Awareness of copper supply gap still not meaningful, Trafigura CEO says | Hotter Commodities

There is still not enough awareness among policymakers that the world needs more copper to achieve energy transition’s ambitious targets, Trafigura’s chief executive officer Jeremy Weir said

Trafigura’s CEO, Jeremy Weir, said on Tuesday, April 18 that while the appreciation of the importance of metals for the energy transition had significantly improved in recent years, the current dearth of new copper projects could derail net-zero targets.

“There is a massive supply gap we must address over the next decade… it’s going to take enormous effort from the industry, but also from everyone, and in particular policymakers,” he told the CRU copper conference in Santiago, Chile, held during the annual CESCO industry week.

“Governments and policymakers really need to understand that unless we have enough copper, we’re not going to meet climate-change objectives, and could totally derail the whole energy transition. That’s a real problem,” he said.

Copper is a central enabler in the energy transition due to its use in charging infrastructure and batteries for electric vehicles, power grids and renewable energy such as wind or solar.

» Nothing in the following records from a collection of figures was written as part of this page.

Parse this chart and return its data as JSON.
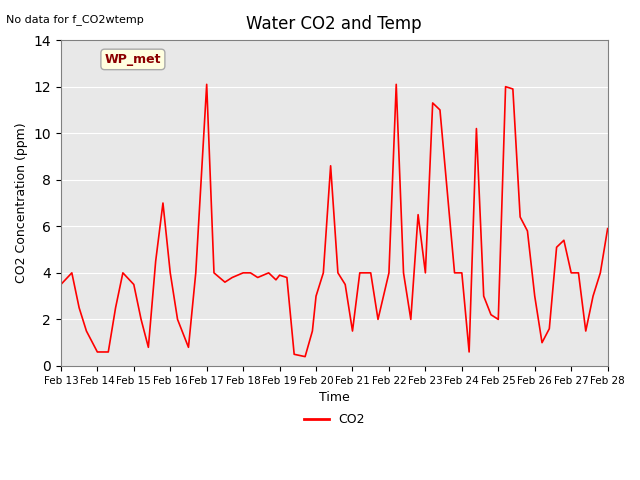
{
  "title": "Water CO2 and Temp",
  "subtitle": "No data for f_CO2wtemp",
  "ylabel": "CO2 Concentration (ppm)",
  "xlabel": "Time",
  "ylim": [
    0,
    14
  ],
  "bg_color": "#e8e8e8",
  "line_color": "#ff0000",
  "legend_label": "CO2",
  "wp_met_label": "WP_met",
  "xtick_labels": [
    "Feb 13",
    "Feb 14",
    "Feb 15",
    "Feb 16",
    "Feb 17",
    "Feb 18",
    "Feb 19",
    "Feb 20",
    "Feb 21",
    "Feb 22",
    "Feb 23",
    "Feb 24",
    "Feb 25",
    "Feb 26",
    "Feb 27",
    "Feb 28"
  ],
  "x": [
    0,
    0.3,
    0.5,
    0.7,
    1.0,
    1.3,
    1.5,
    1.7,
    2.0,
    2.2,
    2.4,
    2.6,
    2.8,
    3.0,
    3.2,
    3.5,
    3.7,
    4.0,
    4.2,
    4.5,
    4.7,
    5.0,
    5.2,
    5.4,
    5.7,
    5.9,
    6.0,
    6.2,
    6.4,
    6.7,
    6.9,
    7.0,
    7.2,
    7.4,
    7.6,
    7.8,
    8.0,
    8.2,
    8.5,
    8.7,
    9.0,
    9.2,
    9.4,
    9.6,
    9.8,
    10.0,
    10.2,
    10.4,
    10.6,
    10.8,
    11.0,
    11.2,
    11.4,
    11.6,
    11.8,
    12.0,
    12.2,
    12.4,
    12.6,
    12.8,
    13.0,
    13.2,
    13.4,
    13.6,
    13.8,
    14.0,
    14.2,
    14.4,
    14.6,
    14.8,
    15.0
  ],
  "y": [
    3.5,
    4.0,
    2.5,
    1.5,
    0.6,
    0.6,
    2.5,
    4.0,
    3.5,
    2.0,
    0.8,
    4.5,
    7.0,
    4.0,
    2.0,
    0.8,
    4.0,
    12.1,
    4.0,
    3.6,
    3.8,
    4.0,
    4.0,
    3.8,
    4.0,
    3.7,
    3.9,
    3.8,
    0.5,
    0.4,
    1.5,
    3.0,
    4.0,
    8.6,
    4.0,
    3.5,
    1.5,
    4.0,
    4.0,
    2.0,
    4.0,
    12.1,
    4.0,
    2.0,
    6.5,
    4.0,
    11.3,
    11.0,
    7.5,
    4.0,
    4.0,
    0.6,
    10.2,
    3.0,
    2.2,
    2.0,
    12.0,
    11.9,
    6.4,
    5.8,
    3.0,
    1.0,
    1.6,
    5.1,
    5.4,
    4.0,
    4.0,
    1.5,
    3.0,
    4.0,
    5.9
  ]
}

Copper market deficit in 2023

But with new projects few and far between and long delays in permitting, Fastmarkets analyst Andrew Cole forecasts the global refined copper market will be in a 340,000-tonne deficit in 2023.

“We’re seeing the EU put copper on its critical minerals list; I’d like to see the US do the same thing,” Weir added.

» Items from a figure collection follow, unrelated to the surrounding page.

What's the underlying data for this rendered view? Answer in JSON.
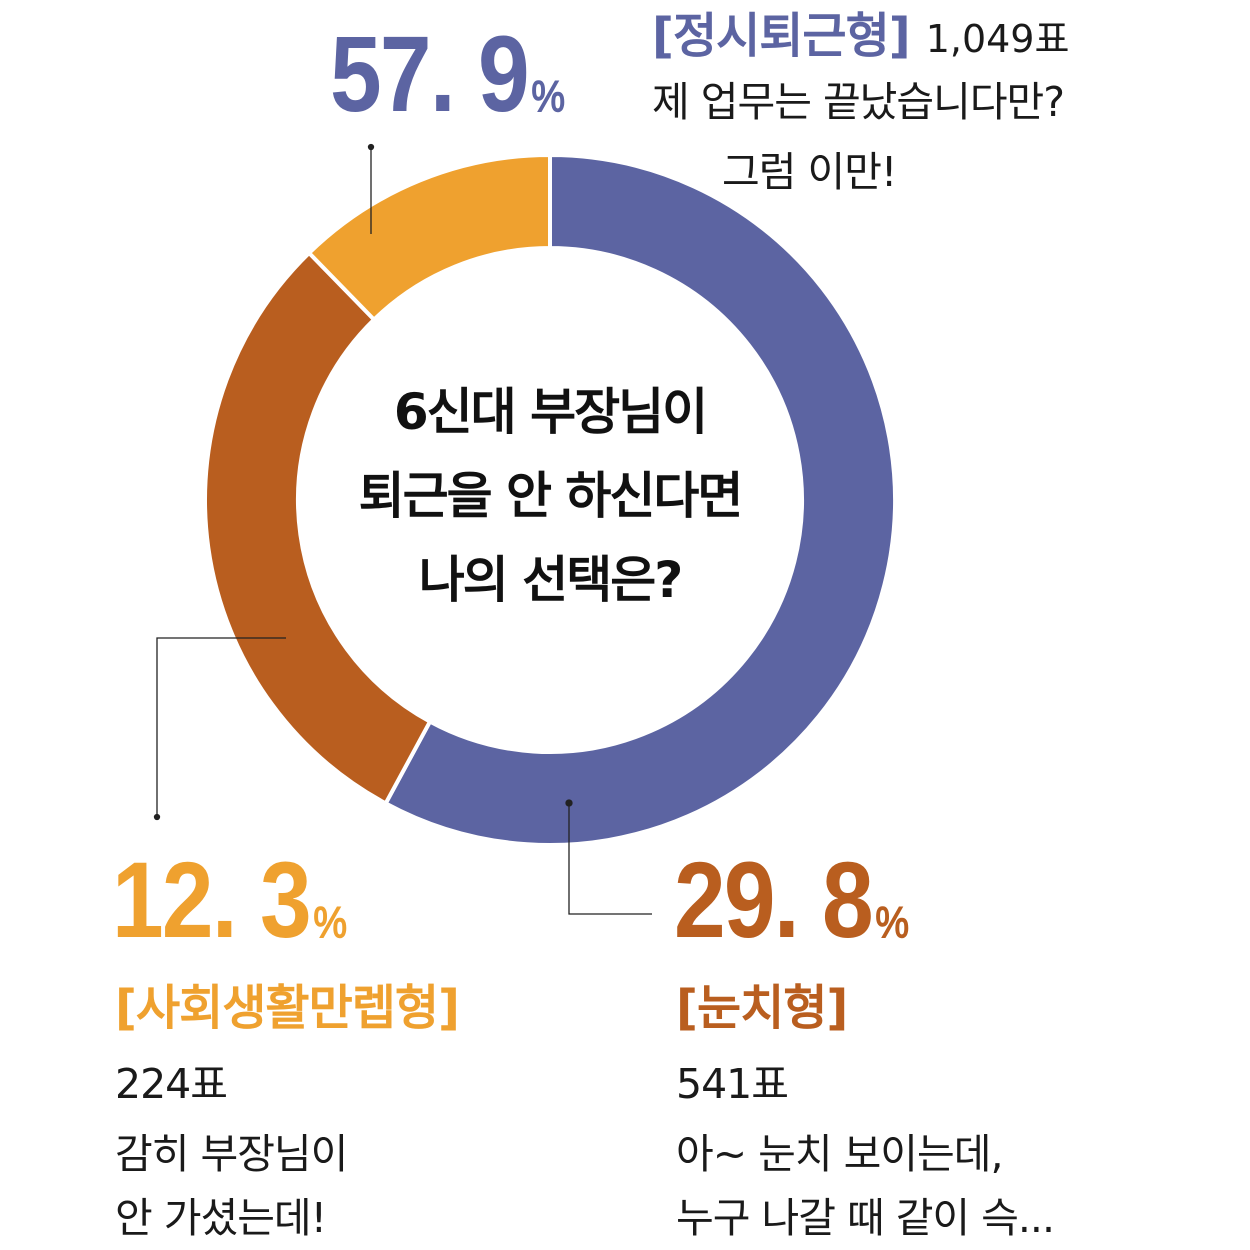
{
  "chart_data": {
    "type": "pie",
    "style": "donut",
    "title": "6신대 부장님이\n퇴근을 안 하신다면\n나의 선택은?",
    "title_lines": [
      "6신대 부장님이",
      "퇴근을 안 하신다면",
      "나의 선택은?"
    ],
    "series": [
      {
        "name": "[정시퇴근형]",
        "percent": 57.9,
        "percent_label": "57. 9",
        "votes_label": "1,049표",
        "comment": [
          "제 업무는 끝났습니다만?",
          "그럼 이만!"
        ],
        "color": "#5c64a2"
      },
      {
        "name": "[눈치형]",
        "percent": 29.8,
        "percent_label": "29. 8",
        "votes_label": "541표",
        "comment": [
          "아~ 눈치 보이는데,",
          "누구 나갈 때 같이 슥..."
        ],
        "color": "#b95e1f"
      },
      {
        "name": "[사회생활만렙형]",
        "percent": 12.3,
        "percent_label": "12. 3",
        "votes_label": "224표",
        "comment": [
          "감히 부장님이",
          "안 가셨는데!"
        ],
        "color": "#efa12f"
      }
    ],
    "unit": "%",
    "start_angle_deg": -90,
    "legend": "none"
  }
}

Critical raw materials are defined as those which are of high importance for the overall economy and also subject to a high level of supply risk.

Last month, copper was included on Europe’s list of minerals deemed to be strategic as well as its list of those deemed critical. In contrast, the US did not include copper on its critical minerals list, leading a group of Senators to urge for its inclusion.

Weir noted that miners also need the right fiscal environment to proceed with much-needed projects.

“You need to ensure there is a stable fiscal regime, because investments being undertaken by the mining industry are very long-term. Trying to change the benchmarks or game halfway through makes it very, very difficult for some institutions, and people shy away from that [situation],” he told delegates.

At the same time, Weir said there is also a need to better educate society about the value of mining, something that has not been done particularly well to date.

“The industry, to some degree, is not well-liked, not well-appreciated, not well-understood. While the industry does a good job of addressing issues in the local environments it operates in, including the indigenous communities, social and environmental issues, I still think that broader society doesn’t know the importance of mining,” he said.

According to Weir, governments need to play their part in educating the industry.

“We’re going to have to make a choice: If you want to decarbonize, you’re going to need metals, and to do that, we’re going to have to develop resources,” he said at the conference. “People need to understand the resources aren’t just going to come from the circular economy; they may in the future, but not today,” he added.